Researchers at the paper's institution built AutoB2G to solve a specific bottleneck: studying how smart buildings respond to grid signals requires running at least three heterogeneous simulators in sync — one for the building, one for the reinforcement learning agent, and one for the distribution grid. Getting those simulators to talk to each other correctly has historically been a hand-coded slog. AutoB2G reframes that as a workflow orchestration problem: users state a high-level goal in natural language, and LLM agents handle retrieval, code composition, execution, verification, and iterative repair. The underlying codebase is organized as a directed acyclic graph, which keeps components modular and lets the system patch individual nodes when something breaks.
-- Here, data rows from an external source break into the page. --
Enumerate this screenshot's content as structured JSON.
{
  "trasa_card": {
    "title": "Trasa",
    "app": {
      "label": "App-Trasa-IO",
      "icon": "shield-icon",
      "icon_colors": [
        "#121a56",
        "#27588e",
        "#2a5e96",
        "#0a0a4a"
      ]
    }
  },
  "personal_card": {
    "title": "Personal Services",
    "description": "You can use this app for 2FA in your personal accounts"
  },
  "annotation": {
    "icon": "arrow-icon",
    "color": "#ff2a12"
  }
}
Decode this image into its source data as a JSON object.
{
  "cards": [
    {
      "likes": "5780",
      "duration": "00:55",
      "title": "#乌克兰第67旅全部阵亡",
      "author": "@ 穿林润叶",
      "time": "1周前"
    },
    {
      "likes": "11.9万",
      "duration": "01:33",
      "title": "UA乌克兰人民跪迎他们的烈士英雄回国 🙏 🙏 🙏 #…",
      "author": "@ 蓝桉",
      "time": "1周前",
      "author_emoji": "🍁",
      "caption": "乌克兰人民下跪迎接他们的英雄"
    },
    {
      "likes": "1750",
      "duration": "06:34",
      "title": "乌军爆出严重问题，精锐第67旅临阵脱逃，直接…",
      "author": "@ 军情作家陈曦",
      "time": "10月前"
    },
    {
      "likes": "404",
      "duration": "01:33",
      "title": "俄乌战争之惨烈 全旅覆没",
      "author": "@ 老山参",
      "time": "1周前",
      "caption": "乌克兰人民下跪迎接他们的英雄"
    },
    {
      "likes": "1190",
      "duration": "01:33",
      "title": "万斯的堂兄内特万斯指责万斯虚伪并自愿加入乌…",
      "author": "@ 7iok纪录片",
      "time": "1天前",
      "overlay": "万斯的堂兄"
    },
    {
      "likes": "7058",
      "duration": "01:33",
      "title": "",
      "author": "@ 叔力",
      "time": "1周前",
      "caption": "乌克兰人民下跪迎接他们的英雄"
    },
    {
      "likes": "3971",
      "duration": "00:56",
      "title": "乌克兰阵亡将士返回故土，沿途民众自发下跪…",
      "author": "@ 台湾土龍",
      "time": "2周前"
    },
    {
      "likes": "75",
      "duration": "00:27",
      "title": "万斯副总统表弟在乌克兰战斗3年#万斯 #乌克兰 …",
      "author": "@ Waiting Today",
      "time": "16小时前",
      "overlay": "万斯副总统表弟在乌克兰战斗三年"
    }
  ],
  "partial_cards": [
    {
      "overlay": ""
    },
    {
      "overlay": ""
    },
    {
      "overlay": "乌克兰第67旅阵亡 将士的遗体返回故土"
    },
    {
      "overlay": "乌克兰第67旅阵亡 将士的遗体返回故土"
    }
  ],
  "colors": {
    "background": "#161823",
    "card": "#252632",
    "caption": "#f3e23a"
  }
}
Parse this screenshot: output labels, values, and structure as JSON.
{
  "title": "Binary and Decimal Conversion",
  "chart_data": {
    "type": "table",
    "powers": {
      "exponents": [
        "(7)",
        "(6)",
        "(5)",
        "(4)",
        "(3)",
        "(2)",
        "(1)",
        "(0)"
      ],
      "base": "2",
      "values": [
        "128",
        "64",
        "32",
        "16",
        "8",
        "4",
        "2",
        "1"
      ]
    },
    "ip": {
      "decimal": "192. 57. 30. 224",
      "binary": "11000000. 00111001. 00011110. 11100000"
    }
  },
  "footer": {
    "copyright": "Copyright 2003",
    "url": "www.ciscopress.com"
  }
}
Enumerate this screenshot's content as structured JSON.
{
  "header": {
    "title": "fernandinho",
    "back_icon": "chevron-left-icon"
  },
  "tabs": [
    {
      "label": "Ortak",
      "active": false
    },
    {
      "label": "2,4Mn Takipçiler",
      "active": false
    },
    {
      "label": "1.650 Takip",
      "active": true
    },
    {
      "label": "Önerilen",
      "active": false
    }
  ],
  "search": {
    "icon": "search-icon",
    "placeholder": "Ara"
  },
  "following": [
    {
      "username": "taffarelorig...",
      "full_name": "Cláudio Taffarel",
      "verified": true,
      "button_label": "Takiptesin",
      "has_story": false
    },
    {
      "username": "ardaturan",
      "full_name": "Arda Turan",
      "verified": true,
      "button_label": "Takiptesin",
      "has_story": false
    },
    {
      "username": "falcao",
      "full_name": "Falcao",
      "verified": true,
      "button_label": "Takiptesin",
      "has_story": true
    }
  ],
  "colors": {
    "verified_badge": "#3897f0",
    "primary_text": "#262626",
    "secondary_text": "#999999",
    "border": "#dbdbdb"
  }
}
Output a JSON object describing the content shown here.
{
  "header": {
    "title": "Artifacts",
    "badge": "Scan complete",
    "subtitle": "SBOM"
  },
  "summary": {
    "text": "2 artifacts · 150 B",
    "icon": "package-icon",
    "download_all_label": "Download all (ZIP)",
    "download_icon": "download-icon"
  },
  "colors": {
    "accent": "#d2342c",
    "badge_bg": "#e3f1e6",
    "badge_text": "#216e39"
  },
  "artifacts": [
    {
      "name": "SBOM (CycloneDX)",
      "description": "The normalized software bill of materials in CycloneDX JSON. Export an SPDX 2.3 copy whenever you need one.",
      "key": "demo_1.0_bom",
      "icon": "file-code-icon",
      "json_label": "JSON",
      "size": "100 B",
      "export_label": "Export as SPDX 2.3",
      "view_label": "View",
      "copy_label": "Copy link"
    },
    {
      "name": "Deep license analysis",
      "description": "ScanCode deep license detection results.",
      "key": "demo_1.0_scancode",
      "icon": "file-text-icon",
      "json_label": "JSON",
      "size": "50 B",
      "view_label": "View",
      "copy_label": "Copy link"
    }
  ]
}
The practical upside is faster prototyping for a research area that actually matters. Demand-side flexibility — making buildings soak up or shed load on cue — is one of the cleaner levers for stabilizing grids increasingly stressed by renewable intermittency. A tool that lowers the barrier to simulating those dynamics could accelerate real policy and infrastructure decisions.
AutoB2G is an academic paper, not a shipping product, and LLM-generated simulation pipelines will need rigorous validation before anyone trusts them for grid planning — but as a scaffolding tool for researchers, the direction is credible.